India’s military strike capability of hitting land targets from the sea has received another dose of much-needed firepower with the successful test-firing of the supersonic land-attack cruise missile from a stealth frigate in the Bay of Bengal. The land-attack variant of the BrahMos missile, a joint product of India-Russia collaborative effort, was tested in March this year with an extended range of 450-km from the earlier 290-km. And on April 21 this year, it was fired from an Indian Navy frigate INS Teg, giving it the power to precisely hit targets from the sea deep into the enemy land,
“The land-attack variant of BrahMos provides Indian warships the capability to precisely neutralize selected targets deep inland, far away from the coast, from stand-off ranges at sea,” said an Indian Navy Officer. The land version of the missile has been built keeping in mind the steep mountains and gorges which characterize the topography of the Himalayas dividing India and China and India and Pakistan.

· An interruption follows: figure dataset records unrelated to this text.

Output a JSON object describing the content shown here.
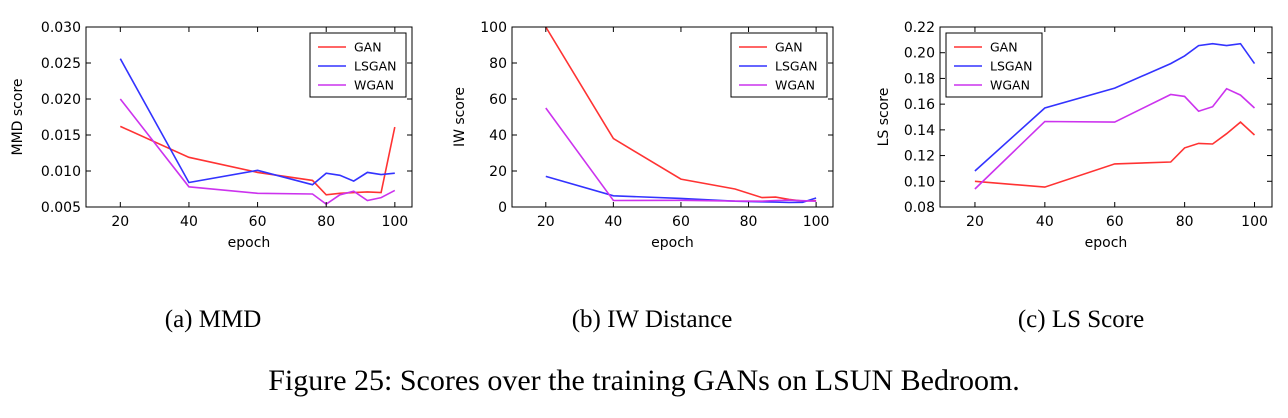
{
  "chart_data": [
    {
      "type": "line",
      "caption": "(a) MMD",
      "xlabel": "epoch",
      "ylabel": "MMD score",
      "xlim": [
        10,
        105
      ],
      "ylim": [
        0.005,
        0.03
      ],
      "xticks": [
        "20",
        "40",
        "60",
        "80",
        "100"
      ],
      "xtick_values": [
        20,
        40,
        60,
        80,
        100
      ],
      "yticks": [
        "0.005",
        "0.010",
        "0.015",
        "0.020",
        "0.025",
        "0.030"
      ],
      "ytick_values": [
        0.005,
        0.01,
        0.015,
        0.02,
        0.025,
        0.03
      ],
      "legend_position": "top-right",
      "series": [
        {
          "name": "GAN",
          "color": "#ff3333",
          "x": [
            20,
            40,
            60,
            76,
            80,
            84,
            88,
            92,
            96,
            100
          ],
          "y": [
            0.0162,
            0.0119,
            0.0098,
            0.0087,
            0.0067,
            0.0069,
            0.007,
            0.0071,
            0.007,
            0.0161
          ]
        },
        {
          "name": "LSGAN",
          "color": "#3333ff",
          "x": [
            20,
            40,
            60,
            76,
            80,
            84,
            88,
            92,
            96,
            100
          ],
          "y": [
            0.0256,
            0.0084,
            0.0101,
            0.0081,
            0.0097,
            0.0094,
            0.0086,
            0.0098,
            0.0095,
            0.0097
          ]
        },
        {
          "name": "WGAN",
          "color": "#cc33ee",
          "x": [
            20,
            40,
            60,
            76,
            80,
            84,
            88,
            92,
            96,
            100
          ],
          "y": [
            0.02,
            0.0078,
            0.0069,
            0.0068,
            0.0054,
            0.0067,
            0.0072,
            0.0059,
            0.0063,
            0.0073
          ]
        }
      ]
    },
    {
      "type": "line",
      "caption": "(b) IW Distance",
      "xlabel": "epoch",
      "ylabel": "IW score",
      "xlim": [
        10,
        105
      ],
      "ylim": [
        0,
        100
      ],
      "xticks": [
        "20",
        "40",
        "60",
        "80",
        "100"
      ],
      "xtick_values": [
        20,
        40,
        60,
        80,
        100
      ],
      "yticks": [
        "0",
        "20",
        "40",
        "60",
        "80",
        "100"
      ],
      "ytick_values": [
        0,
        20,
        40,
        60,
        80,
        100
      ],
      "legend_position": "top-right",
      "series": [
        {
          "name": "GAN",
          "color": "#ff3333",
          "x": [
            20,
            40,
            60,
            76,
            84,
            88,
            92,
            96,
            100
          ],
          "y": [
            100,
            38,
            15.5,
            10,
            5.2,
            5.5,
            4.2,
            3.3,
            3.5
          ]
        },
        {
          "name": "LSGAN",
          "color": "#3333ff",
          "x": [
            20,
            40,
            60,
            76,
            84,
            88,
            92,
            96,
            100
          ],
          "y": [
            17,
            6.2,
            4.8,
            3.2,
            2.9,
            2.7,
            2.5,
            2.6,
            5
          ]
        },
        {
          "name": "WGAN",
          "color": "#cc33ee",
          "x": [
            20,
            40,
            60,
            76,
            84,
            88,
            92,
            96,
            100
          ],
          "y": [
            55,
            3.6,
            3.7,
            3.3,
            3.2,
            3.6,
            3.8,
            3.5,
            3.2
          ]
        }
      ]
    },
    {
      "type": "line",
      "caption": "(c) LS Score",
      "xlabel": "epoch",
      "ylabel": "LS score",
      "xlim": [
        10,
        105
      ],
      "ylim": [
        0.08,
        0.22
      ],
      "xticks": [
        "20",
        "40",
        "60",
        "80",
        "100"
      ],
      "xtick_values": [
        20,
        40,
        60,
        80,
        100
      ],
      "yticks": [
        "0.08",
        "0.10",
        "0.12",
        "0.14",
        "0.16",
        "0.18",
        "0.20",
        "0.22"
      ],
      "ytick_values": [
        0.08,
        0.1,
        0.12,
        0.14,
        0.16,
        0.18,
        0.2,
        0.22
      ],
      "legend_position": "top-left",
      "series": [
        {
          "name": "GAN",
          "color": "#ff3333",
          "x": [
            20,
            40,
            60,
            76,
            80,
            84,
            88,
            92,
            96,
            100
          ],
          "y": [
            0.1,
            0.0955,
            0.1135,
            0.115,
            0.126,
            0.1295,
            0.129,
            0.137,
            0.146,
            0.136
          ]
        },
        {
          "name": "LSGAN",
          "color": "#3333ff",
          "x": [
            20,
            40,
            60,
            76,
            80,
            84,
            88,
            92,
            96,
            100
          ],
          "y": [
            0.108,
            0.157,
            0.1725,
            0.1915,
            0.1975,
            0.2055,
            0.207,
            0.2055,
            0.207,
            0.1915
          ]
        },
        {
          "name": "WGAN",
          "color": "#cc33ee",
          "x": [
            20,
            40,
            60,
            76,
            80,
            84,
            88,
            92,
            96,
            100
          ],
          "y": [
            0.094,
            0.1465,
            0.146,
            0.1675,
            0.166,
            0.1545,
            0.158,
            0.172,
            0.167,
            0.157
          ]
        }
      ]
    }
  ],
  "figure_caption": "Figure 25: Scores over the training GANs on LSUN Bedroom."
}
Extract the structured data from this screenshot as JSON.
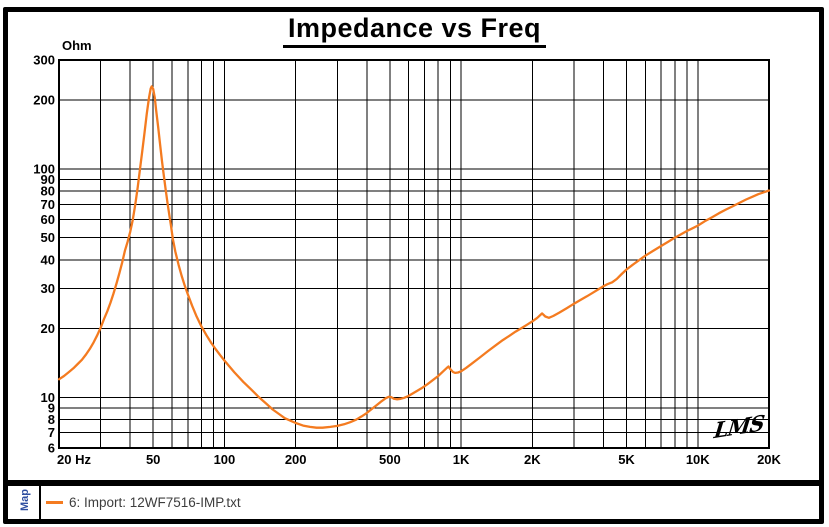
{
  "window": {
    "title": "Impedance vs Freq",
    "unit_label": "Ohm",
    "signature": "LMS"
  },
  "sidebar": {
    "map_label": "Map"
  },
  "legend": {
    "entry": "6: Import: 12WF7516-IMP.txt",
    "swatch_color": "#F47B20"
  },
  "chart_data": {
    "type": "line",
    "title": "Impedance vs Freq",
    "xlabel": "",
    "ylabel": "Ohm",
    "x_scale": "log",
    "y_scale": "log",
    "xlim": [
      20,
      20000
    ],
    "ylim": [
      6,
      300
    ],
    "grid": true,
    "legend_position": "bottom-left",
    "x_ticks": [
      {
        "f": 20,
        "label": "20 Hz"
      },
      {
        "f": 50,
        "label": "50"
      },
      {
        "f": 100,
        "label": "100"
      },
      {
        "f": 200,
        "label": "200"
      },
      {
        "f": 500,
        "label": "500"
      },
      {
        "f": 1000,
        "label": "1K"
      },
      {
        "f": 2000,
        "label": "2K"
      },
      {
        "f": 5000,
        "label": "5K"
      },
      {
        "f": 10000,
        "label": "10K"
      },
      {
        "f": 20000,
        "label": "20K"
      }
    ],
    "y_ticks": [
      {
        "v": 300,
        "label": "300"
      },
      {
        "v": 200,
        "label": "200"
      },
      {
        "v": 100,
        "label": "100"
      },
      {
        "v": 90,
        "label": "90"
      },
      {
        "v": 80,
        "label": "80"
      },
      {
        "v": 70,
        "label": "70"
      },
      {
        "v": 60,
        "label": "60"
      },
      {
        "v": 50,
        "label": "50"
      },
      {
        "v": 40,
        "label": "40"
      },
      {
        "v": 30,
        "label": "30"
      },
      {
        "v": 20,
        "label": "20"
      },
      {
        "v": 10,
        "label": "10"
      },
      {
        "v": 9,
        "label": "9"
      },
      {
        "v": 8,
        "label": "8"
      },
      {
        "v": 7,
        "label": "7"
      },
      {
        "v": 6,
        "label": "6"
      }
    ],
    "x_grid": [
      30,
      40,
      50,
      60,
      70,
      80,
      90,
      100,
      200,
      300,
      400,
      500,
      600,
      700,
      800,
      900,
      1000,
      2000,
      3000,
      4000,
      5000,
      6000,
      7000,
      8000,
      9000,
      10000
    ],
    "y_grid": [
      7,
      8,
      9,
      10,
      20,
      30,
      40,
      50,
      60,
      70,
      80,
      90,
      100,
      200
    ],
    "series": [
      {
        "name": "6: Import: 12WF7516-IMP.txt",
        "color": "#F47B20",
        "points": [
          [
            20,
            12.0
          ],
          [
            21,
            12.4
          ],
          [
            22,
            12.9
          ],
          [
            23,
            13.4
          ],
          [
            24,
            14.0
          ],
          [
            25,
            14.6
          ],
          [
            26,
            15.4
          ],
          [
            27,
            16.3
          ],
          [
            28,
            17.4
          ],
          [
            29,
            18.7
          ],
          [
            30,
            20.2
          ],
          [
            31,
            22.0
          ],
          [
            32,
            23.8
          ],
          [
            33,
            26.0
          ],
          [
            34,
            28.5
          ],
          [
            35,
            31.5
          ],
          [
            36,
            35.0
          ],
          [
            37,
            39.0
          ],
          [
            38,
            44.0
          ],
          [
            39,
            48.0
          ],
          [
            40,
            53.0
          ],
          [
            41,
            60.0
          ],
          [
            42,
            70.0
          ],
          [
            43,
            83.0
          ],
          [
            44,
            100.0
          ],
          [
            45,
            120.0
          ],
          [
            46,
            145.0
          ],
          [
            47,
            175.0
          ],
          [
            48,
            205.0
          ],
          [
            48.8,
            225.0
          ],
          [
            49.3,
            230.0
          ],
          [
            50,
            224.0
          ],
          [
            50.8,
            205.0
          ],
          [
            51.5,
            180.0
          ],
          [
            52.5,
            152.0
          ],
          [
            53.5,
            128.0
          ],
          [
            54.5,
            108.0
          ],
          [
            55.5,
            93.0
          ],
          [
            56.5,
            81.0
          ],
          [
            57.5,
            71.0
          ],
          [
            58.5,
            63.0
          ],
          [
            59.5,
            56.0
          ],
          [
            60.5,
            49.5
          ],
          [
            62,
            43.5
          ],
          [
            64,
            38.0
          ],
          [
            66,
            34.0
          ],
          [
            68,
            30.8
          ],
          [
            70,
            28.3
          ],
          [
            73,
            25.2
          ],
          [
            76,
            22.8
          ],
          [
            80,
            20.4
          ],
          [
            84,
            18.7
          ],
          [
            88,
            17.3
          ],
          [
            92,
            16.2
          ],
          [
            96,
            15.3
          ],
          [
            100,
            14.5
          ],
          [
            110,
            12.9
          ],
          [
            120,
            11.7
          ],
          [
            130,
            10.8
          ],
          [
            140,
            10.0
          ],
          [
            150,
            9.4
          ],
          [
            160,
            8.85
          ],
          [
            170,
            8.45
          ],
          [
            180,
            8.1
          ],
          [
            190,
            7.9
          ],
          [
            200,
            7.72
          ],
          [
            215,
            7.52
          ],
          [
            230,
            7.42
          ],
          [
            245,
            7.36
          ],
          [
            260,
            7.36
          ],
          [
            280,
            7.42
          ],
          [
            300,
            7.5
          ],
          [
            320,
            7.62
          ],
          [
            340,
            7.78
          ],
          [
            360,
            7.98
          ],
          [
            380,
            8.25
          ],
          [
            400,
            8.55
          ],
          [
            420,
            8.9
          ],
          [
            440,
            9.25
          ],
          [
            460,
            9.6
          ],
          [
            480,
            9.9
          ],
          [
            495,
            10.05
          ],
          [
            508,
            10.0
          ],
          [
            520,
            9.85
          ],
          [
            535,
            9.8
          ],
          [
            555,
            9.85
          ],
          [
            575,
            9.95
          ],
          [
            600,
            10.15
          ],
          [
            640,
            10.55
          ],
          [
            680,
            10.95
          ],
          [
            720,
            11.4
          ],
          [
            760,
            11.9
          ],
          [
            800,
            12.4
          ],
          [
            840,
            13.0
          ],
          [
            870,
            13.45
          ],
          [
            885,
            13.65
          ],
          [
            900,
            13.3
          ],
          [
            925,
            12.9
          ],
          [
            945,
            12.8
          ],
          [
            970,
            12.85
          ],
          [
            1000,
            13.0
          ],
          [
            1050,
            13.45
          ],
          [
            1100,
            13.95
          ],
          [
            1200,
            14.95
          ],
          [
            1300,
            15.95
          ],
          [
            1400,
            16.9
          ],
          [
            1500,
            17.8
          ],
          [
            1600,
            18.6
          ],
          [
            1700,
            19.4
          ],
          [
            1800,
            20.1
          ],
          [
            1900,
            20.8
          ],
          [
            2000,
            21.5
          ],
          [
            2100,
            22.3
          ],
          [
            2200,
            23.3
          ],
          [
            2270,
            22.6
          ],
          [
            2350,
            22.3
          ],
          [
            2450,
            22.7
          ],
          [
            2600,
            23.5
          ],
          [
            2800,
            24.6
          ],
          [
            3000,
            25.7
          ],
          [
            3200,
            26.7
          ],
          [
            3400,
            27.7
          ],
          [
            3600,
            28.7
          ],
          [
            3800,
            29.7
          ],
          [
            4000,
            30.7
          ],
          [
            4150,
            31.3
          ],
          [
            4350,
            31.9
          ],
          [
            4550,
            33.0
          ],
          [
            4750,
            34.5
          ],
          [
            5000,
            36.3
          ],
          [
            5300,
            38.0
          ],
          [
            5600,
            39.6
          ],
          [
            6000,
            41.7
          ],
          [
            6500,
            43.9
          ],
          [
            7000,
            46.0
          ],
          [
            7500,
            48.0
          ],
          [
            8000,
            50.0
          ],
          [
            8500,
            51.8
          ],
          [
            9000,
            53.5
          ],
          [
            9500,
            55.0
          ],
          [
            10000,
            56.5
          ],
          [
            10700,
            59.0
          ],
          [
            11500,
            61.5
          ],
          [
            12300,
            64.0
          ],
          [
            13200,
            66.5
          ],
          [
            14000,
            68.5
          ],
          [
            15000,
            71.0
          ],
          [
            16000,
            73.5
          ],
          [
            17000,
            75.5
          ],
          [
            18000,
            77.5
          ],
          [
            19000,
            79.0
          ],
          [
            20000,
            80.5
          ]
        ]
      }
    ]
  }
}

The development puts India in the big league of a select few countries—the US, the UK, China and Russia–to possess this capability. A majority of India’s frontline warships are capable of firing this missile, according to the officer. The technology upgrade to the extended range BrahMos was done after India joined the 34-nation Missile Technology Control Regime (MTCR) in June 2016, which removed the caps on the missile’s range.
The Indian Navy has so far more than 10 warships equipped with the anti-ship version of the BrahMos missiles which fly almost three times the speed of sound. The Army has in its arsenal three BrahMos regiments and another is in the process of induction. The Indian Air Force is also slated to begin testing the missile from its Sukhoi-30MKI fighters soon. The combined orders placed for the BrahMos missiles from the three defence services stand at over Rs 27,000 crore.
The Indian Navy is upgrading its weapons system and platforms as part of a major modernisation programme of the country’s military under which New Delhi is also expected to buy nearly $2 billion worth of weapons technology from Israel in what’s being described as the “largest defence contract”. The deal will see state-owned Israel Aerospace Industries provide India with an advanced defence system of medium-range surface-to-air missiles, launchers and communications technology, according to a company statement. The firm will also supply a naval defence system including long-range surface-to-air missiles for India’s first aircraft carrier under construction.
India has emerged as the world’s largest defence hardware importer and is investing huge money in updating its Soviet-era military hardware. New Delhi has inked a number of big-ticket defence deals since 2014, including a contract to buy 36 Rafale twin-engine fighter jets from France for 7.9 billion Euros.